S’poreans and PR job stats – making no sense

Leong Sze Hian /

I refer to the reports of Prime Minister Lee Hsien Loong’s speech on 21 April on the launch of IM Flash Singapore, a joint venture memory chip facility between US tech giants Intel and Micron.

The reports cited PM Lee thus:

“In his speech, Mr Lee noted that six in 10 of the employees (in IM Flash) are ‘Singaporeans and permanent residents’. Singapore residents also take up two-thirds of the managerial and professional positions, he added.”

I find it somewhat strange that even at the eleventh hour before the elections, the Prime Minister was still using “Singaporeans and permanent residents (PRs)” statistics. This is especially curious given that “the Government’s foreign worker policy could emerge as a hot-button issue this election as some believe that it has hurt residents’ job prospects and depressed wages.”

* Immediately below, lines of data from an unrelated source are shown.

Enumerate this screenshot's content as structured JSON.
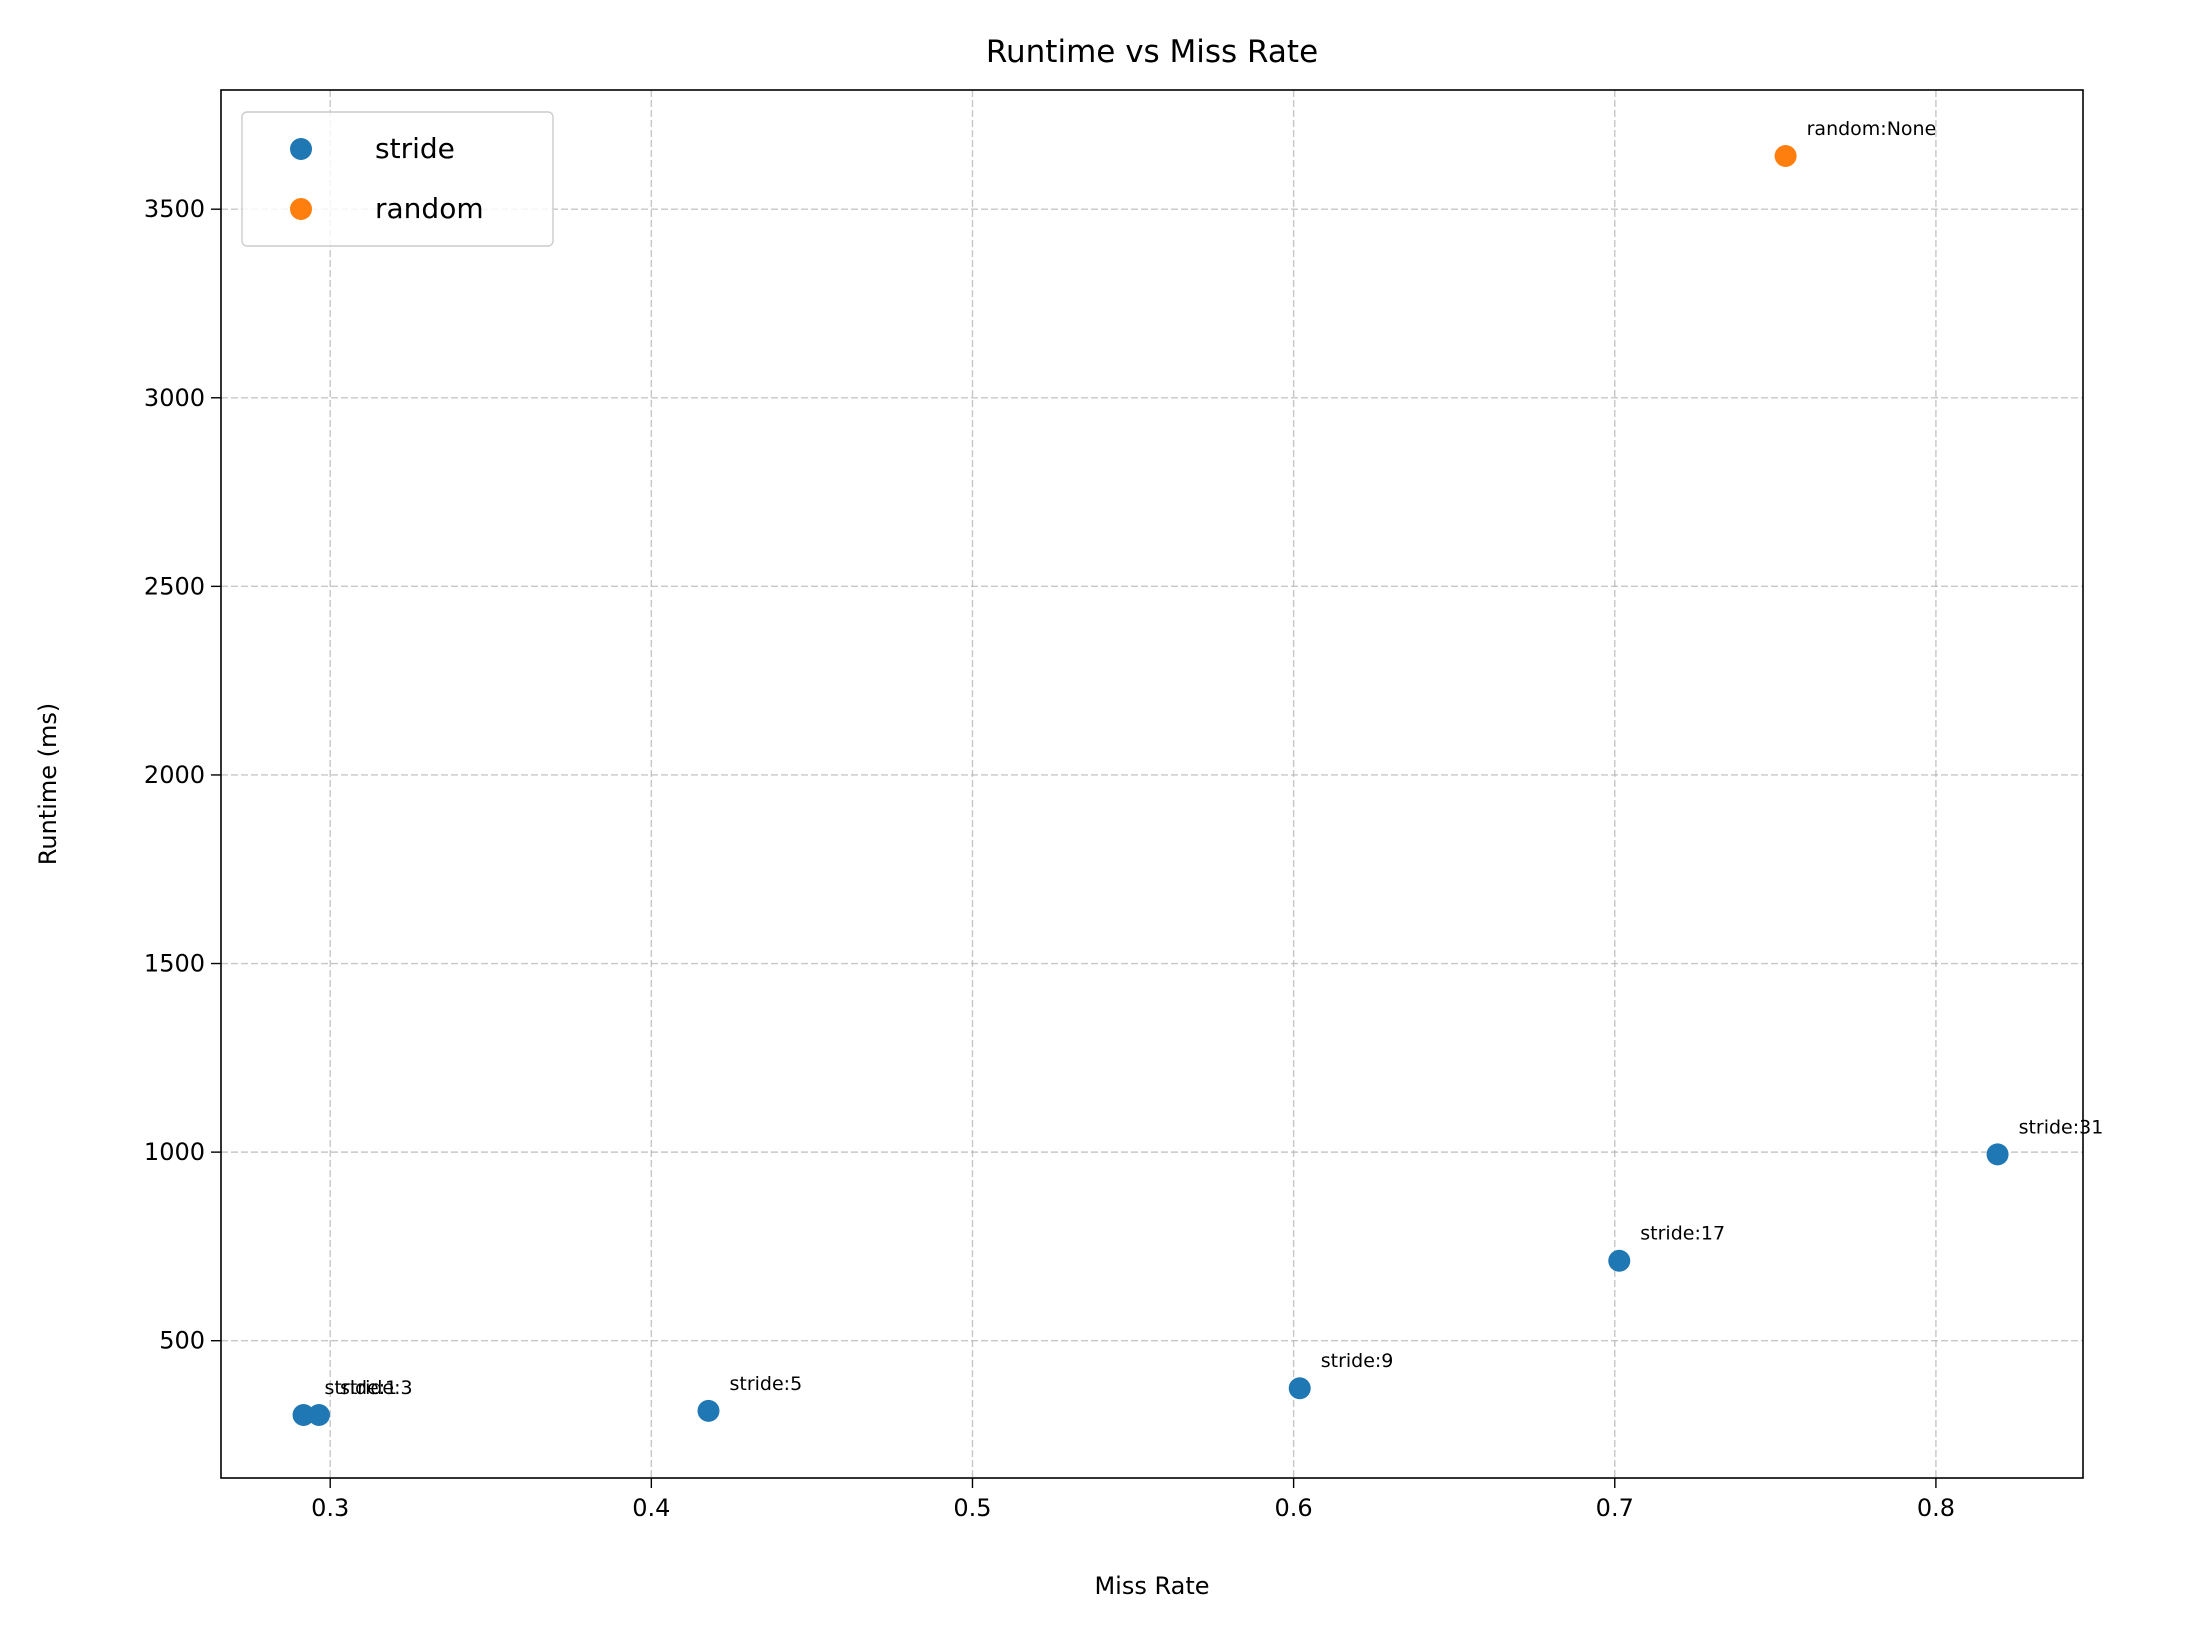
{
  "chart_data": {
    "type": "scatter",
    "title": "Runtime vs Miss Rate",
    "x_label": "Miss Rate",
    "y_label": "Runtime (ms)",
    "xlim": [
      0.266,
      0.8458
    ],
    "xticks": [
      0.3,
      0.4,
      0.5,
      0.6,
      0.7,
      0.8
    ],
    "ylim": [
      136,
      3816
    ],
    "yticks": [
      500,
      1000,
      1500,
      2000,
      2500,
      3000,
      3500
    ],
    "grid": true,
    "legend": "upper left",
    "series": [
      {
        "name": "stride",
        "color": "#1f77b4",
        "x": [
          0.2917,
          0.2965,
          0.4178,
          0.6019,
          0.7014,
          0.8192
        ],
        "values": [
          303,
          303,
          314,
          374,
          712,
          994
        ],
        "labels": [
          "stride:1",
          "stride:3",
          "stride:5",
          "stride:9",
          "stride:17",
          "stride:31"
        ]
      },
      {
        "name": "random",
        "color": "#ff7f0e",
        "x": [
          0.7532
        ],
        "values": [
          3641
        ],
        "labels": [
          "random:None"
        ]
      }
    ]
  }
}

This brings about some questions, as the numbers quoted are open to interpretation and do not really tell us the full picture. For example, exactly how many Singaporeans work at IM Flash?

Saying that “six in 10 of the employees are “Singaporeans and permanent residents” could mean just one Singaporean and five PRs.

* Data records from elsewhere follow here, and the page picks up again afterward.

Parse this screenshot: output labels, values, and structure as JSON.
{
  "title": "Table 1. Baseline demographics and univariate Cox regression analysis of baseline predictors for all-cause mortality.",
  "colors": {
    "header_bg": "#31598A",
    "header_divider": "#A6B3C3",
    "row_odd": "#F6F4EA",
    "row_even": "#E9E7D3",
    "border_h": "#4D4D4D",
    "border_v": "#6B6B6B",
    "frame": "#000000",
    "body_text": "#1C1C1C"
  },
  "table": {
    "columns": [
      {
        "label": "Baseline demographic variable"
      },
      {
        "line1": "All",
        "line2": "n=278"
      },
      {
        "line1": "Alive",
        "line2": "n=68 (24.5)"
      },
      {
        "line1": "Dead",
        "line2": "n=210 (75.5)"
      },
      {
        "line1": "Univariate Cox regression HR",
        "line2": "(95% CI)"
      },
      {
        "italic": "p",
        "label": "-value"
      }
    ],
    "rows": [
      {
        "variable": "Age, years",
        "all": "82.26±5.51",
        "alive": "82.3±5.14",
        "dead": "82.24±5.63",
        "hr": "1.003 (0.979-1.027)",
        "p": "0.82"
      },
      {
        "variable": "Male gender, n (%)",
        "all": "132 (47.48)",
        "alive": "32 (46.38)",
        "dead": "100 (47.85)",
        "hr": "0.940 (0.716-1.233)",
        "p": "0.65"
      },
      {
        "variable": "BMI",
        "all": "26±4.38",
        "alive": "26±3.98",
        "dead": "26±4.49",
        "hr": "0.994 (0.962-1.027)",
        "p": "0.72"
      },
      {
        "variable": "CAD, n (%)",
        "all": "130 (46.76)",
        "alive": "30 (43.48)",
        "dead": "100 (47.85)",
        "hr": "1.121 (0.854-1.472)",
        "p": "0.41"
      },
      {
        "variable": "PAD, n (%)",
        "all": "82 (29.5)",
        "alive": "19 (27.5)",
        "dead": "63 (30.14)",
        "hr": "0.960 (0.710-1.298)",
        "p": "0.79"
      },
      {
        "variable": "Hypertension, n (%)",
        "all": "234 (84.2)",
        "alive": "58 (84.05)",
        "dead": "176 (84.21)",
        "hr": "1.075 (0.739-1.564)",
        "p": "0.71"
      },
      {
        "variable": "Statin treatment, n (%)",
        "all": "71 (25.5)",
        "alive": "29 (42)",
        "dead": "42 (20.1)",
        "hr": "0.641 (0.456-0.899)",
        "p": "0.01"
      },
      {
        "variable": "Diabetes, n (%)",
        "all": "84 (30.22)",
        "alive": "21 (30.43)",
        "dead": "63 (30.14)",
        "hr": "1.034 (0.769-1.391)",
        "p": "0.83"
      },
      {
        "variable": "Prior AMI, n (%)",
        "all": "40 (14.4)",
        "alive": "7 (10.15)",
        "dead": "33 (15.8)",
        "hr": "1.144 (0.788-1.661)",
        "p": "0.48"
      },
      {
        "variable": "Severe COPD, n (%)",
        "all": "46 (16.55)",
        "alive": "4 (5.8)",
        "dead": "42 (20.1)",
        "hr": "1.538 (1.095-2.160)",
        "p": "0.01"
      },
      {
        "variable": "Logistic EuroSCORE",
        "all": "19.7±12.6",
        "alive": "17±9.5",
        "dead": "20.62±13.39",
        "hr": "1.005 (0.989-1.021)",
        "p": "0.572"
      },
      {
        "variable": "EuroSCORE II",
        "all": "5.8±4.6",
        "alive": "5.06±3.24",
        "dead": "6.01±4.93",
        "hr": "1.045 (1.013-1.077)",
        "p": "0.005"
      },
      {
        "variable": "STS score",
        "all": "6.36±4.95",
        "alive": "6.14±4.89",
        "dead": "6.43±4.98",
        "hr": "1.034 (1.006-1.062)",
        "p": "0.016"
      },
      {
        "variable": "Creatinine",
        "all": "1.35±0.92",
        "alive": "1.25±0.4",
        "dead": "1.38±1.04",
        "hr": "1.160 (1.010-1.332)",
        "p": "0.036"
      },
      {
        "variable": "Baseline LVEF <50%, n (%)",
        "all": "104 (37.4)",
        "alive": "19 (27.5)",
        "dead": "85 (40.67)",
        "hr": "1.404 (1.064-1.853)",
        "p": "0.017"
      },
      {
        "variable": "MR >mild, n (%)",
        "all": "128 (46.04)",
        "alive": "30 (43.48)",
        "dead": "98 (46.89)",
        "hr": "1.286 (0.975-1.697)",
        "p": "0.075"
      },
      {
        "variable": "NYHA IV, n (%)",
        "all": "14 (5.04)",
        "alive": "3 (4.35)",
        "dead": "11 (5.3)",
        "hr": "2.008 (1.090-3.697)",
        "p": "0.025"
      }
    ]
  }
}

Another example of ambiguous and dubious statistics: “Singapore residents also take up two-thirds of the managerial and professional positions.” This could mean one-third Singaporeans and one-third PRs.

Also, according to the CNA report which said, “In the technician and manufacturing jobs, two-thirds are foreign workers”, this could mean that as little as one per cent of the one-third are Singaporeans, and the remaining  99 per cent of the one-third are PRs.

So are these merely meaningless statistics?

The bottom line is that the PM’s statistics do not tell us much about jobs for Singaporeans because of the 1,200 workers in IMFlash, 480 are foreigners, and as many as 716 could be PRs, with just one Singaporean manager, one Singaporean professional, one Singaporean technician and one Singaporean in a manufacturing job.

To further illustrate the frivolity of the data, if half the locals are PRs, it may mean that only 30 per cent of the total work force are Singaporeans, with one-third of the managers and professional positions and one-sixth of the technicians and manufacturing jobs being Singaporeans, respectively.

Surely, the data breaking down the locals into Singaporeans and PRs is available?

If the Finance Minister can present “Singaporean-only” workers’ incomes and “Singaporean-only” households incomes in the Budget statement in Parliament, why is it that the PM is unable to  the same now?

Well, your guess is as good as mine!

Can Singapore employers hire 100 per cent foreigners?

Under the Ministry of Manpower’s (MOM) employment policies, an employer may be able to hire entirely non-Singaporeans, because under the foreign worker quota rules, a company can have unlimited employment of permanent residents and employment pass holders, up to 25 per cent of S-pass workers and 50 per cent of Malaysian work permit holders in certain sectors like the services sector. For non-Malaysian work permit holders like those from China or India, the quota is much lower at generally 10 per cent.

To illustrate the above with some examples, a company have hire:

– 100 per cent PRs,

– 100 per cent employment pass holders,

– 100 per cent mixture of PRs and employment pass,

– 50 per cent PRs and employment pass, with 25 per cent S-pass, 15 per cent Malaysian work permit holders and 10 per cent China/India work permit holders, etc,

– as well as an unlimited number of foreign university interns on typically six-months stay in Singapore, who do not need to be subject to any of the foreign worker quotas.